During Lag B’Omer last year in Montenegro, which is roughly east of Rome across the Adriatic Sea, the Jewish community was eager to gather around a bonfire and put the pandemic behind it. This year will be even more festive, Rabbi Ari Edelkopf, the Balkan country’s chief rabbi and senior Chabad representative, told JNS.
“This year will be a special occasion because we are bringing a new Sefer Torah from Israel,” Edelkopf told JNS.

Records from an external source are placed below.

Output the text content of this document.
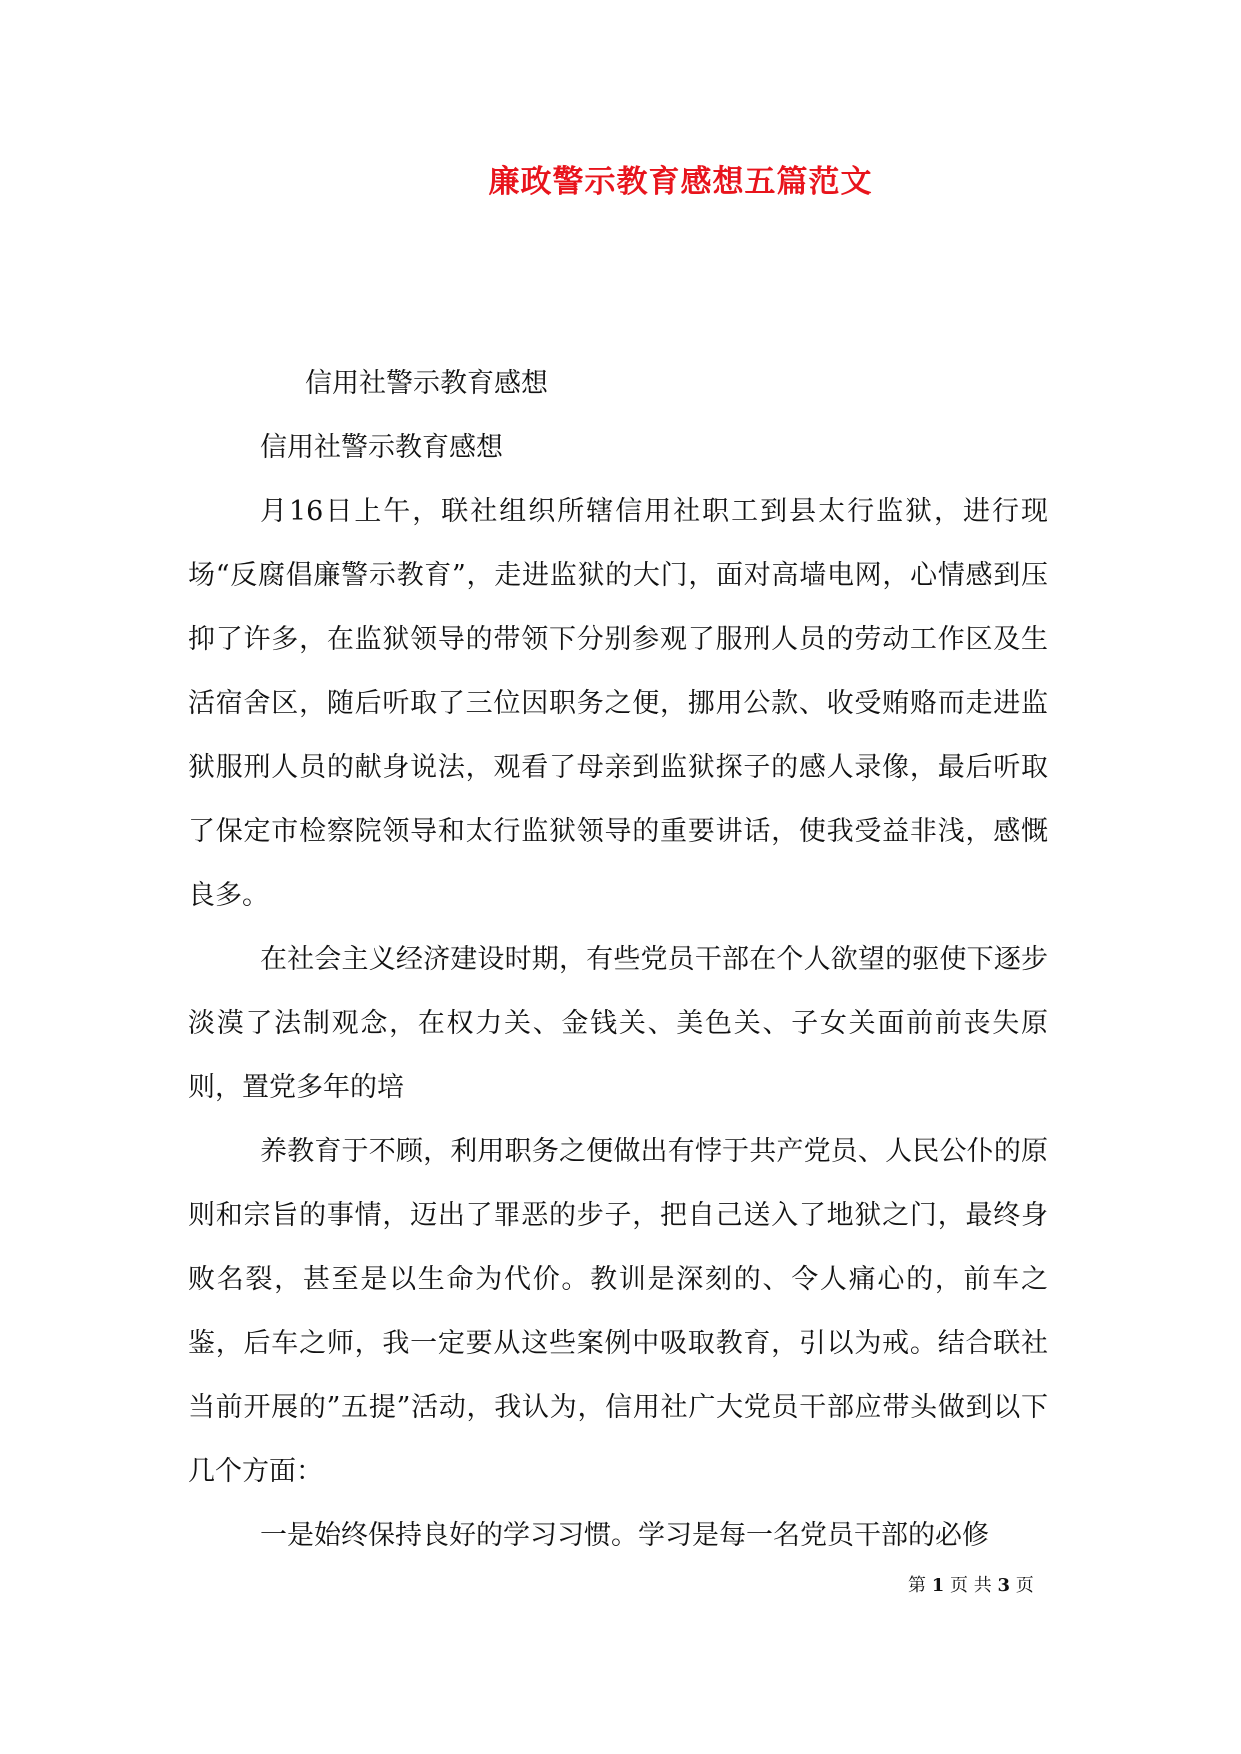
廉政警示教育感想五篇范文

信用社警示教育感想

信用社警示教育感想

月16日上午，联社组织所辖信用社职工到县太行监狱，进行现场“反腐倡廉警示教育”，走进监狱的大门，面对高墙电网，心情感到压抑了许多，在监狱领导的带领下分别参观了服刑人员的劳动工作区及生活宿舍区，随后听取了三位因职务之便，挪用公款、收受贿赂而走进监狱服刑人员的献身说法，观看了母亲到监狱探子的感人录像，最后听取了保定市检察院领导和太行监狱领导的重要讲话，使我受益非浅，感慨良多。

在社会主义经济建设时期，有些党员干部在个人欲望的驱使下逐步淡漠了法制观念，在权力关、金钱关、美色关、子女关面前前丧失原则，置党多年的培

养教育于不顾，利用职务之便做出有悖于共产党员、人民公仆的原则和宗旨的事情，迈出了罪恶的步子，把自己送入了地狱之门，最终身败名裂，甚至是以生命为代价。教训是深刻的、令人痛心的，前车之鉴，后车之师，我一定要从这些案例中吸取教育，引以为戒。结合联社当前开展的”五提”活动，我认为，信用社广大党员干部应带头做到以下几个方面：

一是始终保持良好的学习习惯。学习是每一名党员干部的必修

第 1 页 共 3 页
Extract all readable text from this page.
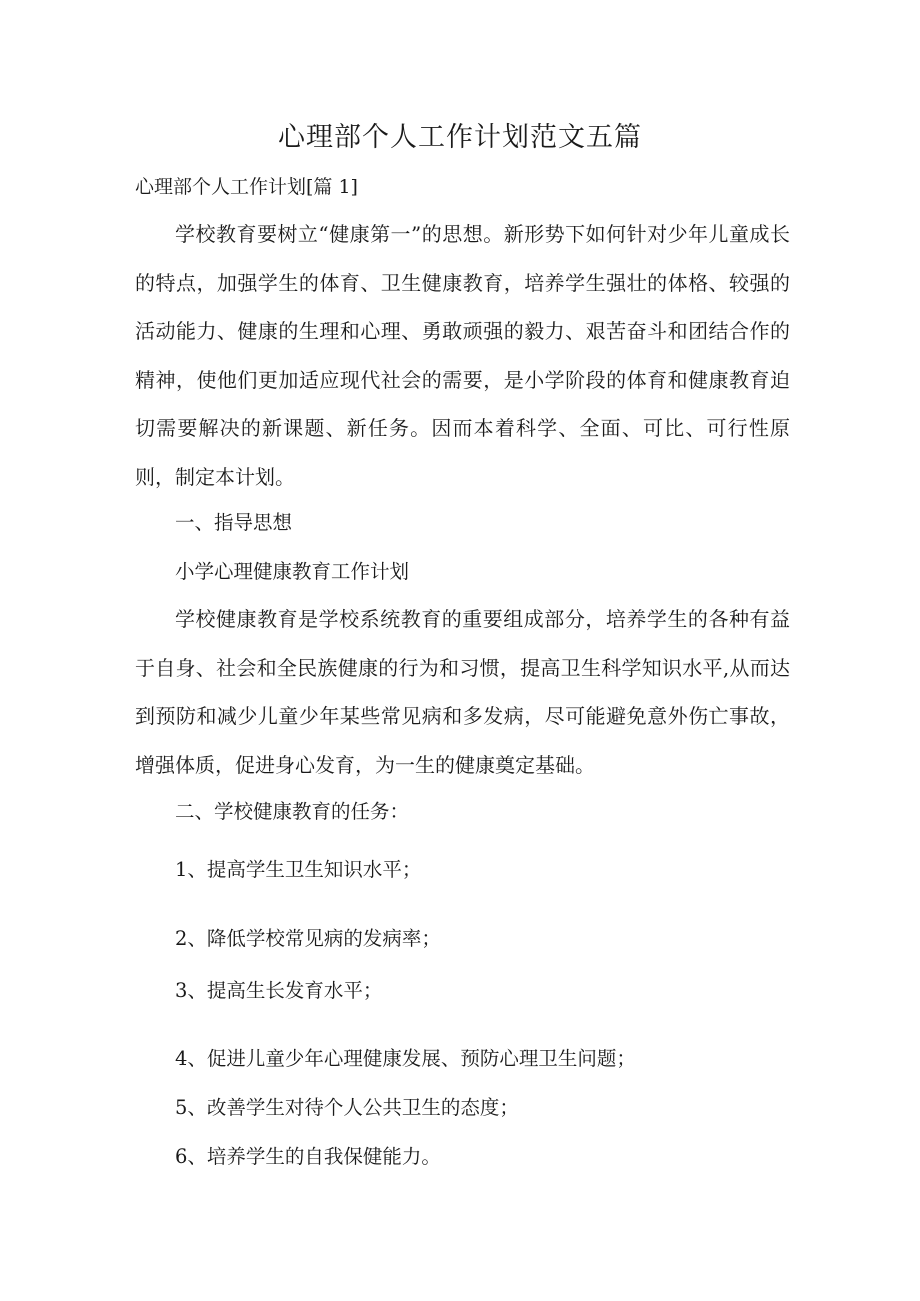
心理部个人工作计划范文五篇
心理部个人工作计划[篇 1]

学校教育要树立“健康第一”的思想。新形势下如何针对少年儿童成长的特点，加强学生的体育、卫生健康教育，培养学生强壮的体格、较强的活动能力、健康的生理和心理、勇敢顽强的毅力、艰苦奋斗和团结合作的精神，使他们更加适应现代社会的需要，是小学阶段的体育和健康教育迫切需要解决的新课题、新任务。因而本着科学、全面、可比、可行性原则，制定本计划。

一、指导思想
小学心理健康教育工作计划

学校健康教育是学校系统教育的重要组成部分，培养学生的各种有益于自身、社会和全民族健康的行为和习惯，提高卫生科学知识水平,从而达到预防和减少儿童少年某些常见病和多发病，尽可能避免意外伤亡事故，增强体质，促进身心发育，为一生的健康奠定基础。

二、学校健康教育的任务：
1、提高学生卫生知识水平；
2、降低学校常见病的发病率；
3、提高生长发育水平；
4、促进儿童少年心理健康发展、预防心理卫生问题；
5、改善学生对待个人公共卫生的态度；
6、培养学生的自我保健能力。
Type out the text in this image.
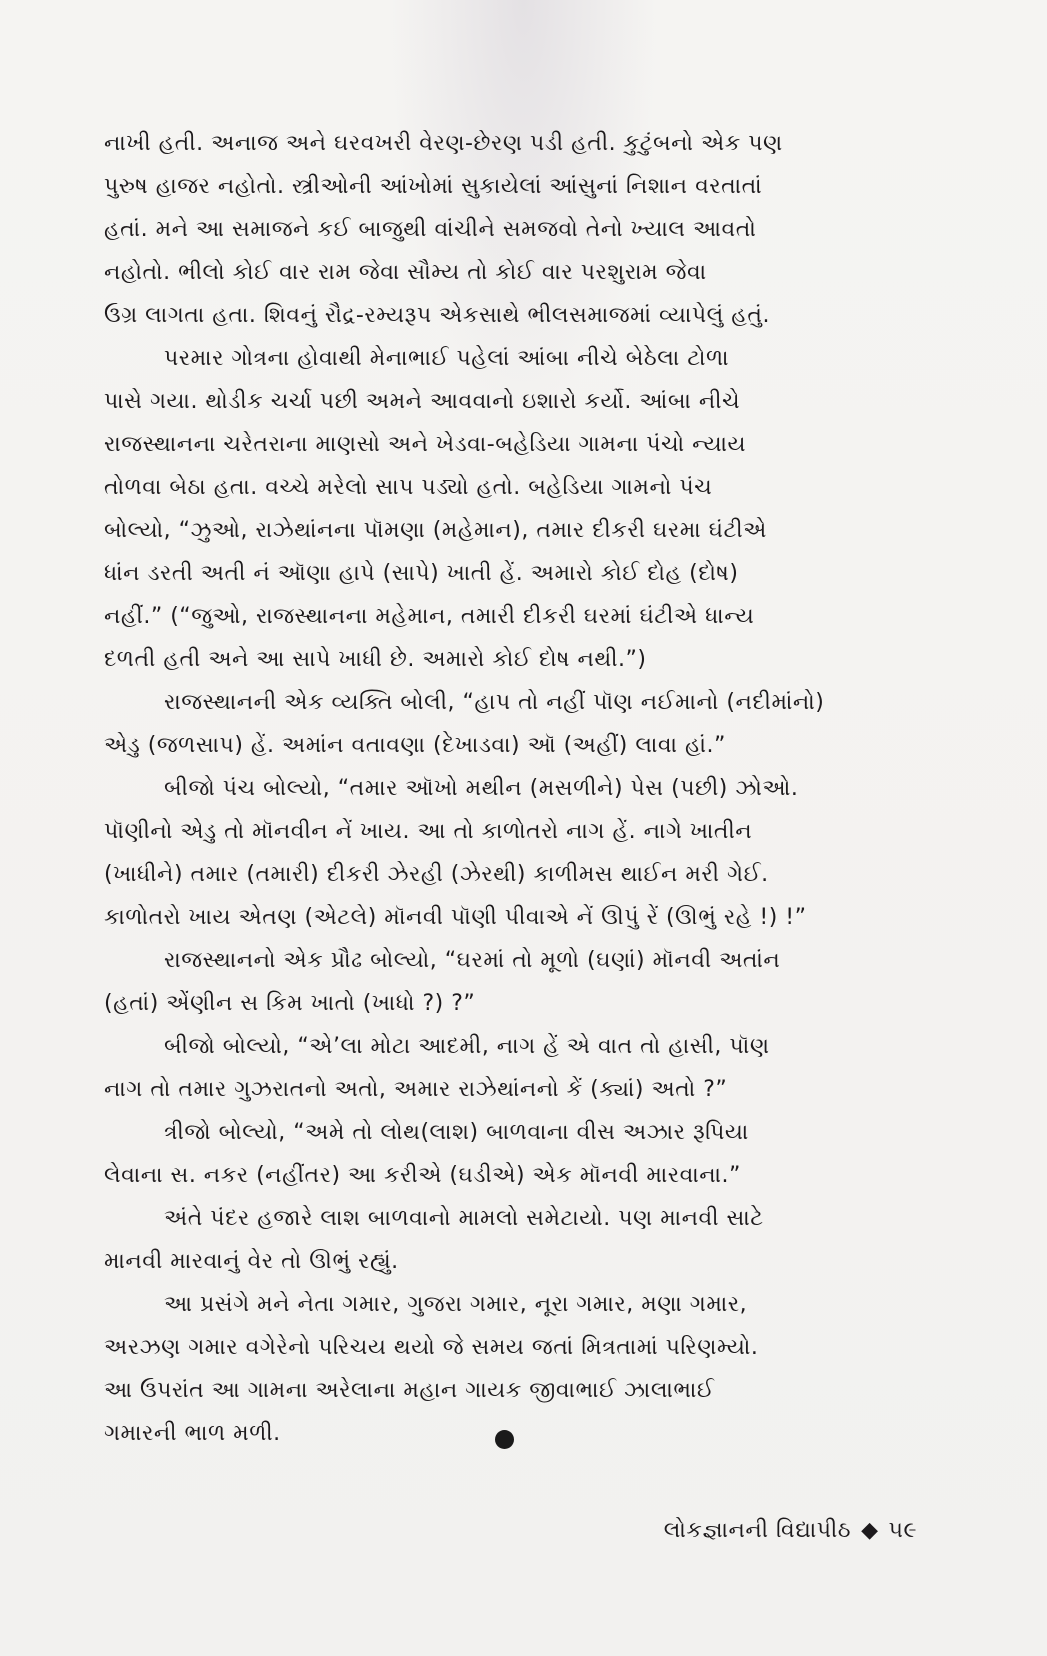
નાખી હતી. અનાજ અને ઘરવખરી વેરણ-છેરણ પડી હતી. કુટુંબનો એક પણ
પુરુષ હાજર નહોતો. સ્ત્રીઓની આંખોમાં સુકાયેલાં આંસુનાં નિશાન વરતાતાં
હતાં. મને આ સમાજને કઈ બાજુથી વાંચીને સમજવો તેનો ખ્યાલ આવતો
નહોતો. ભીલો કોઈ વાર રામ જેવા સૌમ્ય તો કોઈ વાર પરશુરામ જેવા
ઉગ્ર લાગતા હતા. શિવનું રૌદ્ર-રમ્યરૂપ એકસાથે ભીલસમાજમાં વ્યાપેલું હતું.
પરમાર ગોત્રના હોવાથી મેનાભાઈ પહેલાં આંબા નીચે બેઠેલા ટોળા
પાસે ગયા. થોડીક ચર્ચા પછી અમને આવવાનો ઇશારો કર્યો. આંબા નીચે
રાજસ્થાનના ચરેતરાના માણસો અને ખેડવા-બહેડિયા ગામના પંચો ન્યાય
તોળવા બેઠા હતા. વચ્ચે મરેલો સાપ પડ્યો હતો. બહેડિયા ગામનો પંચ
બોલ્યો, “ઝુઓ, રાઝેથાંનના પૉમણા (મહેમાન), તમાર દીકરી ઘરમા ઘંટીએ
ધાંન ડરતી અતી નં ઑણા હાપે (સાપે) ખાતી હેં. અમારો કોઈ દોહ (દોષ)
નહીં.” (“જુઓ, રાજસ્થાનના મહેમાન, તમારી દીકરી ઘરમાં ઘંટીએ ધાન્ય
દળતી હતી અને આ સાપે ખાધી છે. અમારો કોઈ દોષ નથી.”)
રાજસ્થાનની એક વ્યક્તિ બોલી, “હાપ તો નહીં પૉણ નઈમાનો (નદીમાંનો)
એડુ (જળસાપ) હેં. અમાંન વતાવણા (દેખાડવા) ઑ (અહીં) લાવા હાં.”
બીજો પંચ બોલ્યો, “તમાર ઑખો મથીન (મસળીને) પેસ (પછી) ઝોઓ.
પૉણીનો એડુ તો મૉનવીન નેં ખાય. આ તો કાળોતરો નાગ હેં. નાગે ખાતીન
(ખાધીને) તમાર (તમારી) દીકરી ઝેરહી (ઝેરથી) કાળીમસ થાઈન મરી ગેઈ.
કાળોતરો ખાય એતણ (એટલે) મૉનવી પૉણી પીવાએ નેં ઊપું રેં (ઊભું રહે !) !”
રાજસ્થાનનો એક પ્રૌઢ બોલ્યો, “ઘરમાં તો મૂળો (ઘણાં) મૉનવી અતાંન
(હતાં) એંણીન સ કિમ ખાતો (ખાધો ?) ?”
બીજો બોલ્યો, “એ’લા મોટા આદમી, નાગ હેં એ વાત તો હાસી, પૉણ
નાગ તો તમાર ગુઝરાતનો અતો, અમાર રાઝેથાંનનો કેં (ક્યાં) અતો ?”
ત્રીજો બોલ્યો, “અમે તો લોથ(લાશ) બાળવાના વીસ અઝાર રૂપિયા
લેવાના સ. નકર (નહીંતર) આ કરીએ (ઘડીએ) એક મૉનવી મારવાના.”
અંતે પંદર હજારે લાશ બાળવાનો મામલો સમેટાયો. પણ માનવી સાટે
માનવી મારવાનું વેર તો ઊભું રહ્યું.
આ પ્રસંગે મને નેતા ગમાર, ગુજરા ગમાર, નૂરા ગમાર, મણા ગમાર,
અરઝણ ગમાર વગેરેનો પરિચય થયો જે સમય જતાં મિત્રતામાં પરિણમ્યો.
આ ઉપરાંત આ ગામના અરેલાના મહાન ગાયક જીવાભાઈ ઝાલાભાઈ
ગમારની ભાળ મળી.
લોકજ્ઞાનની વિદ્યાપીઠ ◆ ૫૯
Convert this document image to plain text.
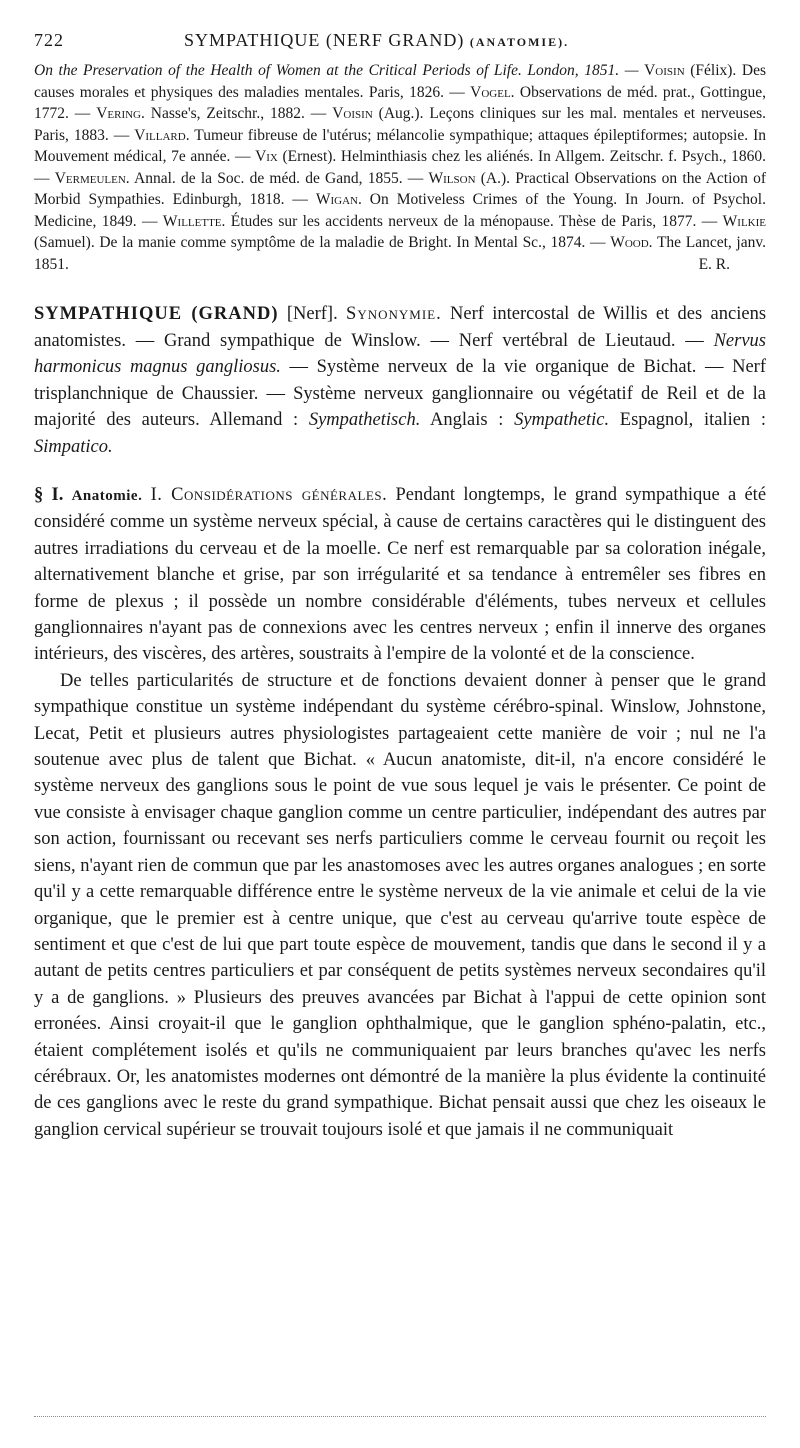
722	SYMPATHIQUE (NERF GRAND) (ANATOMIE).

On the Preservation of the Health of Women at the Critical Periods of Life. London, 1851. — Voisin (Félix). Des causes morales et physiques des maladies mentales. Paris, 1826. — Vogel. Observations de méd. prat., Gottingue, 1772. — Vering. Nasse's, Zeitschr., 1882. — Voisin (Aug.). Leçons cliniques sur les mal. mentales et nerveuses. Paris, 1883. — Villard. Tumeur fibreuse de l'utérus; mélancolie sympathique; attaques épileptiformes; autopsie. In Mouvement médical, 7e année. — Vix (Ernest). Helminthiasis chez les aliénés. In Allgem. Zeitschr. f. Psych., 1860. — Vermeulen. Annal. de la Soc. de méd. de Gand, 1855. — Wilson (A.). Practical Observations on the Action of Morbid Sympathies. Edinburgh, 1818. — Wigan. On Motiveless Crimes of the Young. In Journ. of Psychol. Medicine, 1849. — Willette. Études sur les accidents nerveux de la ménopause. Thèse de Paris, 1877. — Wilkie (Samuel). De la manie comme symptôme de la maladie de Bright. In Mental Sc., 1874. — Wood. The Lancet, janv. 1851.	E. R.

SYMPATHIQUE (GRAND) [Nerf]. Synonymie. Nerf intercostal de Willis et des anciens anatomistes. — Grand sympathique de Winslow. — Nerf vertébral de Lieutaud. — Nervus harmonicus magnus gangliosus. — Système nerveux de la vie organique de Bichat. — Nerf trisplanchnique de Chaussier. — Système nerveux ganglionnaire ou végétatif de Reil et de la majorité des auteurs. Allemand : Sympathetisch. Anglais : Sympathetic. Espagnol, italien : Simpatico.

§ I. Anatomie. I. Considérations générales. Pendant longtemps, le grand sympathique a été considéré comme un système nerveux spécial, à cause de certains caractères qui le distinguent des autres irradiations du cerveau et de la moelle. Ce nerf est remarquable par sa coloration inégale, alternativement blanche et grise, par son irrégularité et sa tendance à entremêler ses fibres en forme de plexus ; il possède un nombre considérable d'éléments, tubes nerveux et cellules ganglionnaires n'ayant pas de connexions avec les centres nerveux ; enfin il innerve des organes intérieurs, des viscères, des artères, soustraits à l'empire de la volonté et de la conscience.

De telles particularités de structure et de fonctions devaient donner à penser que le grand sympathique constitue un système indépendant du système cérébro-spinal. Winslow, Johnstone, Lecat, Petit et plusieurs autres physiologistes partageaient cette manière de voir ; nul ne l'a soutenue avec plus de talent que Bichat. « Aucun anatomiste, dit-il, n'a encore considéré le système nerveux des ganglions sous le point de vue sous lequel je vais le présenter. Ce point de vue consiste à envisager chaque ganglion comme un centre particulier, indépendant des autres par son action, fournissant ou recevant ses nerfs particuliers comme le cerveau fournit ou reçoit les siens, n'ayant rien de commun que par les anastomoses avec les autres organes analogues ; en sorte qu'il y a cette remarquable différence entre le système nerveux de la vie animale et celui de la vie organique, que le premier est à centre unique, que c'est au cerveau qu'arrive toute espèce de sentiment et que c'est de lui que part toute espèce de mouvement, tandis que dans le second il y a autant de petits centres particuliers et par conséquent de petits systèmes nerveux secondaires qu'il y a de ganglions. » Plusieurs des preuves avancées par Bichat à l'appui de cette opinion sont erronées. Ainsi croyait-il que le ganglion ophthalmique, que le ganglion sphéno-palatin, etc., étaient complétement isolés et qu'ils ne communiquaient par leurs branches qu'avec les nerfs cérébraux. Or, les anatomistes modernes ont démontré de la manière la plus évidente la continuité de ces ganglions avec le reste du grand sympathique. Bichat pensait aussi que chez les oiseaux le ganglion cervical supérieur se trouvait toujours isolé et que jamais il ne communiquait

The Montenegro community will welcome the Torah, which was made specifically for the community, with a parade, said Edelkopf, 45, a Los Angeles native who moved to the community in 2017 with his wife, Chani, who grew up in Kfar Chabad in Israel.
The local Jewish community, which numbers about 500, consists of both Ashkenazim and Sephardim, including those who speak Ladino and Yiddish. “There isn’t a place in the world which doesn’t have Jews,” Edelkopf said. (He and his wife were based in Sochi, Russia, prior to their appointment in Montenegro.)
Of Lag B’Omer, which he admits doesn’t get the same press as Yom Kippur or Passover, Edelkopf said: “It is a very simple and special holiday.”
The holiday, which is the 33rd day in the counting of the Omer between the holidays of Passover and Sukkot, is a festive marker of the end of a plague that affected students of the sage Rabbi Akiva.
Jewish life in what is today Montenegro dates back to ancient times, and there was a community in the Middle Ages. The 17th-century false messiah Sabbatai Zevi was exiled to present-day Montenegro.
In 2006, Montenegro gained its independence from Serbia. Its current population is more than 600,000. The country has two synagogues, according to Edelkopf—one in Podgorica (which he leads) and another in Budva, which very recently welcomed its own Chabad couple, Rabbi Leizer and Mushki Ehrenfeld. A third synagogue is planned in the country, according to Edelkopf.
Ivana Ilickovic, a member of the Montenegro Jewish community, told JNS that there were Jewish activities in the country prior to Chabad’s arrival, but only visiting rabbis.
“It is nice to have a permanent rabbinical presence and see a sense of continuity,” she said.